I visited the unit on October 20, 2018. I remember clearly how the apartment looked—the daylight enveloping both the living and dining room. The cups that Joice quickly cleared from the dining table, and washed as soon as I sat down. The corner of couches that Joice joked to be a receiving area for all her suitors. The sink rack of plates and utensils next to the stove and rice cooker. The rows of cabinets that lined up the kitchen ceiling.
She told me how her family had moved to the US a year ago, and she was left with all their furniture and appliances. She told me about the commute to work from where they live. She named the rent price, which surprisingly within my budget, and that the room was actually ready for anyone to move in come January 2019.
There I sat, in the warmth of the dining area, and I felt at peace with this place and it also, surprisingly, felt like home. A new home. My new home. Three words echoed in my heart that lunch time—this is it.
But it wasn’t until another month when I finally told Joice those words. It was another month of that cha-cha I do with God whenever I swing between faith and fear right before a major thing is about to unfold in my life.
I was afraid that telling Joice my decision would make it final. I was afraid that not telling Joice would give my spot to the another person. I was afraid that moving out would mean the loss of savings, financial security, and the ability to shop (haha just being real here).
Meanwhile, an even bigger part of my soul knew that to forfeit this decision would cost me something even greater, which was the ability to experience the what-could-be if only I allowed God to move in my life. Giving this up would be losing more than just another house hunt; it would mean that I would never get to know God in a way that I didn’t before—as the only one whom I could bet my life on for this to actually happen.
So on December 5, after the youth service, I felt a rush of courage that told me to just go for it. I approached Joice, and told her how I’ve decided to move in. I would have one more Christmas to spend with my family, and then finally move out by February.
Come February 9, 2019, with two luggages worth of clothes, I moved into the unit. I remember the faces of the students in the dining area who welcomed me as they played card games. There was Joice with them, joking about the amount of clothes I brought. And I felt that warmth in me once again—I was home. God brought me home.
Since the big move, I’ve been wrestling with the reality of having two homes. There was a time when I just wanted to keep sleeping over at my mom’s place as if nothing happened. Then came a time when I never wanted to visit my mom’s because I wanted to live as if everything had changed. But in these last few months of the year, I started to learn the balance of being fully present when I am with them, and being fully present when I am not.

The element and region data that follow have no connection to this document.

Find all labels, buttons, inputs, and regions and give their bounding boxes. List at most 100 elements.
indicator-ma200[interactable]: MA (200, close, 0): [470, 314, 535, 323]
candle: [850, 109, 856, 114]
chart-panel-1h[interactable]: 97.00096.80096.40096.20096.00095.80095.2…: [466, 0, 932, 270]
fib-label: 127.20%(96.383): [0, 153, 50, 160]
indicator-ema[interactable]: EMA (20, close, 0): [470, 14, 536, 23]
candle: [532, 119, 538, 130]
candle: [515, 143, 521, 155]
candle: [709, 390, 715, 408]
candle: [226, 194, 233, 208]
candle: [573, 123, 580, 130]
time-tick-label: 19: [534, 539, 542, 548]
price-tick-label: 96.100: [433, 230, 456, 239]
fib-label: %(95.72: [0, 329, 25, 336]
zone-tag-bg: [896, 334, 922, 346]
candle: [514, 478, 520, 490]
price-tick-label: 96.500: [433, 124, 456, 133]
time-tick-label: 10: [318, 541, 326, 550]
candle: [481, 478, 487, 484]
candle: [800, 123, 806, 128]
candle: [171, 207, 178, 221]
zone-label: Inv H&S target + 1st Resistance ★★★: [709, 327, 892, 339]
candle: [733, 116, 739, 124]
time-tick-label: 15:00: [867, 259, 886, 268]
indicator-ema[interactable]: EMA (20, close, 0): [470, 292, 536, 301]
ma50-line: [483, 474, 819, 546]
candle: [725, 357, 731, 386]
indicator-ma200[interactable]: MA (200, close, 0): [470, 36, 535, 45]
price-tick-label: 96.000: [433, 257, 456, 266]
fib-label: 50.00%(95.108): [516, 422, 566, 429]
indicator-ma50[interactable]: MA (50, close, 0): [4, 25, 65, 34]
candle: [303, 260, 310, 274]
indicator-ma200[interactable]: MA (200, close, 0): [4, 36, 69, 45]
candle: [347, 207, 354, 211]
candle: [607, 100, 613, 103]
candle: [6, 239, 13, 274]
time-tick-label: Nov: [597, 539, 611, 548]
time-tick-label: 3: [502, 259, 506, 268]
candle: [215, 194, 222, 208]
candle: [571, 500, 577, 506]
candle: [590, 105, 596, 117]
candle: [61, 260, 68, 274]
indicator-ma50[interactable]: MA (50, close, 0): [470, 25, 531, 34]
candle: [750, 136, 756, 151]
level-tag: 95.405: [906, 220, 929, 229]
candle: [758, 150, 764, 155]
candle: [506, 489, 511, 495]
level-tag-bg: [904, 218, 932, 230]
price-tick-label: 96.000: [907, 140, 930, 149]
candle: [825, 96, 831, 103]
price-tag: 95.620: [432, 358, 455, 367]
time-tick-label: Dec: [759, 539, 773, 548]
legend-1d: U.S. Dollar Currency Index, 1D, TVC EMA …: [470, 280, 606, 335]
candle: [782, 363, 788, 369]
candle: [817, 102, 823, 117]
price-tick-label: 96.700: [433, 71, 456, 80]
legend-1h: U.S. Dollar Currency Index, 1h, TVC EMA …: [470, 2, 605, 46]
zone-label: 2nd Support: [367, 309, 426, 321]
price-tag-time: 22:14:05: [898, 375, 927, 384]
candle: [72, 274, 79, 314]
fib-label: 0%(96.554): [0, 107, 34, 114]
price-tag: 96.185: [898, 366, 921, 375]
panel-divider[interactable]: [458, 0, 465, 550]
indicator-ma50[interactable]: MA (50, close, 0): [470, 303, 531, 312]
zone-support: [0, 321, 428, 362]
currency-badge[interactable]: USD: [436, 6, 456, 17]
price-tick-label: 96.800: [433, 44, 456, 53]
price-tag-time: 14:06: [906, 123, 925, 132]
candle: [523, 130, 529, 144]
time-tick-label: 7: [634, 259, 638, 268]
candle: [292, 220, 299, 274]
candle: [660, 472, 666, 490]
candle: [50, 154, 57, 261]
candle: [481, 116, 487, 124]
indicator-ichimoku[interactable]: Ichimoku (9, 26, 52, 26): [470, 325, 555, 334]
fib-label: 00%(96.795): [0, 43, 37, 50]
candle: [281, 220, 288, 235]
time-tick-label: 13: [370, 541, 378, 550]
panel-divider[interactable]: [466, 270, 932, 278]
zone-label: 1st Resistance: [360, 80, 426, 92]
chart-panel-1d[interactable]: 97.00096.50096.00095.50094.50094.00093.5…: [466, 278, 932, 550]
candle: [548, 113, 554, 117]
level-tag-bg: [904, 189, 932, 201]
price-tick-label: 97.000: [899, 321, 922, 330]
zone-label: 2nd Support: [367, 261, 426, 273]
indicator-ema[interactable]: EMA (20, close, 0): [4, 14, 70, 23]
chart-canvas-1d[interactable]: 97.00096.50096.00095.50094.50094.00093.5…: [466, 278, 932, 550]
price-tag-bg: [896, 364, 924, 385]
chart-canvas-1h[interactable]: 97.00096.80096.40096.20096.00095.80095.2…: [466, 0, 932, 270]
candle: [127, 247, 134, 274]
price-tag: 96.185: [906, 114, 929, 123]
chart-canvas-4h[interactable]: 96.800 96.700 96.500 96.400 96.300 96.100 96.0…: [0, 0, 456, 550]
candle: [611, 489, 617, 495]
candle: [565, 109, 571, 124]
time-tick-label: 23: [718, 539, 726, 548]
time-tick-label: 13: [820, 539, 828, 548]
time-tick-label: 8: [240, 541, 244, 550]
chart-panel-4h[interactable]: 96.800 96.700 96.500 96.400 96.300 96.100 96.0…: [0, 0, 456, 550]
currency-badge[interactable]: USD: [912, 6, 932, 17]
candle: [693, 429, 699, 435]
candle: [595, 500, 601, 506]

Because while I know that I have a home with my family during holidays, home for me, these past few months, has turned into something different.
Home became a place I built with God. A sacred space where I would truly be myself—with the silly and serious and productive and lazy parts of me. Home is where time didn’t need to push me to doing things, but move me to rest. A place where I feel safe.
Home isn’t limited by a holiday or a location, it is wherever God calls you to be. That’s home.
Because of this, I’m home for the holidays. And after the holidays, I’ll be going back home.